小姑娘说着说着又转头安慰起李沈娇这个额娘来了。
不过脸上的表情却还是带着几分可惜。
于是整个腊月里东院里都是二格格教导四阿哥读书明理的意思。
二格格很聪明,记性也格外的好,只是这孩子进学认真是认真,回了东院便不大爱碰书卷,被四阿哥这么一闹腾,二格格也比往日爱读书了不少。
李沈娇这个时候便发觉了,四阿哥是个人小鬼大的,小小年纪便一肚子的心思。
腊月里和往年一样都是忙碌着过去的,不过今岁李沈娇越到年底愈发期盼着阿玛额娘到京城来,每日都是过的有盼头的,一眨眼腊月便过去了,她似乎也不觉得有多累。
自打太子爷被废,宫里、京城里、以至于各地都是暗潮汹涌的,连李沈娇这里都得了不少底下人送来的孝敬。
这些自然都是看在四爷的面子上。
往年虽说也有,但都是些小玩意儿,但今岁的明显贵重了许多,李沈娇收下之后又叫小路子去问了问四爷的意思。
四爷那里当晚到东院来倒是问了句“够了吗?”
倒是把李沈娇给问懵了。
得,四爷这是没把那些东西放在眼里呢。
这些孝敬自然不是单只有李沈娇这里有的,各家的女眷都会收到的,要是不收下,指不定底下人还得惶惶不安地揣测是不是四爷不高兴、对其不满之类……

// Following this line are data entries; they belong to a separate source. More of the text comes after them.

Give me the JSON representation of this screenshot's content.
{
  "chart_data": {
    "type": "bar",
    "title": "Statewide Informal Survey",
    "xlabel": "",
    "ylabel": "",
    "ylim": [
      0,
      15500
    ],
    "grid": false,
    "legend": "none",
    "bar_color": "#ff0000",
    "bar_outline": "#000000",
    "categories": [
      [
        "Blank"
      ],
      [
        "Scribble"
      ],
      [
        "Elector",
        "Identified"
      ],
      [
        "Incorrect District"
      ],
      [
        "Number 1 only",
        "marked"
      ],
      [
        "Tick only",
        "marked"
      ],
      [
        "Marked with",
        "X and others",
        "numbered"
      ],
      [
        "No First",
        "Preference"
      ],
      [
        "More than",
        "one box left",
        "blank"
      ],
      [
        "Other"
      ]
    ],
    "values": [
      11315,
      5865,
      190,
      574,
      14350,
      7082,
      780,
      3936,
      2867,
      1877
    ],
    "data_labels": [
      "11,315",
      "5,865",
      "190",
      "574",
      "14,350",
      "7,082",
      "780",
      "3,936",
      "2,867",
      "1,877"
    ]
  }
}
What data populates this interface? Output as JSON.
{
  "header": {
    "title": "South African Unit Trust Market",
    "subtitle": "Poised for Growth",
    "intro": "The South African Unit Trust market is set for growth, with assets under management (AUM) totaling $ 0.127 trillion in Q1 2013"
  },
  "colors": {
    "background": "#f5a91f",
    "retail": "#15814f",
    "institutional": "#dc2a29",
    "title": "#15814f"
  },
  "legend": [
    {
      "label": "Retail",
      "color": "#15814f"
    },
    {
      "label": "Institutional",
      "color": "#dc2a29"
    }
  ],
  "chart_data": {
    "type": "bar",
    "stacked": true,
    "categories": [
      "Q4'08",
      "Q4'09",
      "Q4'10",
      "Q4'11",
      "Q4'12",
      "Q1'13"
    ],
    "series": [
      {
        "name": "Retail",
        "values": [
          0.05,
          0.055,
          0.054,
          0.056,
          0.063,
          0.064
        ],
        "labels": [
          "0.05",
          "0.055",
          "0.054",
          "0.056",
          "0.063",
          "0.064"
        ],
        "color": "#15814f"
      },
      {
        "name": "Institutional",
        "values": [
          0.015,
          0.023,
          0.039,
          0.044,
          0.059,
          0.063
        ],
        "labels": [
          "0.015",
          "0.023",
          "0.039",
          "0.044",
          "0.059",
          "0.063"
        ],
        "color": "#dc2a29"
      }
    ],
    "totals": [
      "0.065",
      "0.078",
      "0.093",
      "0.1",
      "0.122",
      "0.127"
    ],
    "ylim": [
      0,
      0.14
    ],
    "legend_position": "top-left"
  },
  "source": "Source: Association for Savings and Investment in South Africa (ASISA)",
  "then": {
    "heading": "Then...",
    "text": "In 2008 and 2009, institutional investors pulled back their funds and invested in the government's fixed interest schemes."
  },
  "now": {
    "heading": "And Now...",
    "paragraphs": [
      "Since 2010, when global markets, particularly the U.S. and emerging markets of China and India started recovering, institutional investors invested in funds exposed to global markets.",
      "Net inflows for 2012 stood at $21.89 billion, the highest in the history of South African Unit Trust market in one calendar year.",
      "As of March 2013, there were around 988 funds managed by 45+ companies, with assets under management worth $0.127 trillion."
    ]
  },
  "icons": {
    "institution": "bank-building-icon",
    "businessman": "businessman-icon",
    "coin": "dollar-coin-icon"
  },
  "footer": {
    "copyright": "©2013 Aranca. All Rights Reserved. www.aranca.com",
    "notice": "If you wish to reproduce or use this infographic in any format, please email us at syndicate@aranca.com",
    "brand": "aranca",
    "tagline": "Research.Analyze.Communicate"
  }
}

做官里头的学问和后院女子的生存比起来,也是有的一比。
三十这日李沈娇亲自给两个孩子打扮了一回,四阿哥如今已经开始留小辫了,李沈娇摸了摸四阿哥头顶的棕色小帽,这是绿梅的手艺,帽子边上绣着吉祥如意好兆头的祥云,帽子一戴便能把顽顽的脑门给遮得严严实实,身上也穿得是鲜亮的颜色,只是有宝蓝色点缀着,左右看着像一个福娃娃。
二格格如今比四阿哥高了半个头不止,今儿个也穿得鲜亮,丹橘色小袄上点缀着各样的碎米小珠子,发间的烛花是李沈娇亲自挑的,发是陈氏梳的,不过是李沈娇挑的样式,小姑娘手里再抱着一个小手炉子,手炉套是浅杏色,项上戴着一个金项圈,那是娘娘前儿个赏的,今儿个便戴上了。
不过对于二格格来说还是略有些沉了,等上了马车小姑娘便巴巴地看着额娘。
四阿哥才不管那许多,看了额娘一眼便替姐姐摘了项圈。
这项圈原是一对,大格格一个二格格一对,前儿个娘娘赏赐下来之后昨儿个大格格便戴上了,李沈娇这才让秋壶把那项圈拿了出来。
小姑娘穿得厚实,这会儿上了马车便又开始嫌热了,袖子一撸,一节手臂白嫩嫩地跟莲藕似的,不过还是小姑娘小的时候手臂更像莲藕,如今小姑娘抽条了些。
四阿哥这个做弟弟的便在边上习以为常熟练地替姐姐把披风拢了拢,还把自己怀里的手炉递了出去。
李沈娇看着看着便笑了,抬手捏了捏四阿哥的脸,嫩嫩的:“咱们顽顽……知道关心姐姐了呢。”
可不是,这么看着,顽顽倒像是哥哥、倒是阿满更像妹妹。
二格格怀里抱着两个手炉子,她笑了笑,又借花献佛把手炉递给额娘。
李沈娇便一抬手把阿满拢进怀里,另一只手揽着个头小一些的四阿哥,满足地向后一靠,带着两个孩子也跟着后仰。
二格格一点儿也不怕,笑了一回。
四阿哥没作声,默默抿唇,垂下的手悄悄抓住额娘的衣袖。
外头和车夫坐在一起的小路子听见里头小主子的笑声,搓了搓手呼了口热气。
瑞雪兆丰年,一年更比一年好啊。
年三十,万岁爷高兴,也给七爷封了郡王,多罗淳郡王。
这下前头这几个已经大婚的皇子便算是彻底在同一起点了,都是郡王,谁也不比谁高贵多少。
哦,还剩九爷如今还只是一个贝勒呢。
不过九爷自个儿瞧着倒是并不在意这个,反倒是高高兴兴地和老八勾肩搭背呢。
酒过三巡,万岁爷兴致起了,又考教了一回皇孙们的学问。
不过这回是各家的孩子都一起上去,毕竟是新岁将至,孩子们凑成一圈围在万岁爷身边,一个个孩子都打扮得像福娃娃,像弘皙年纪大些的瞧着也格外的有精气神。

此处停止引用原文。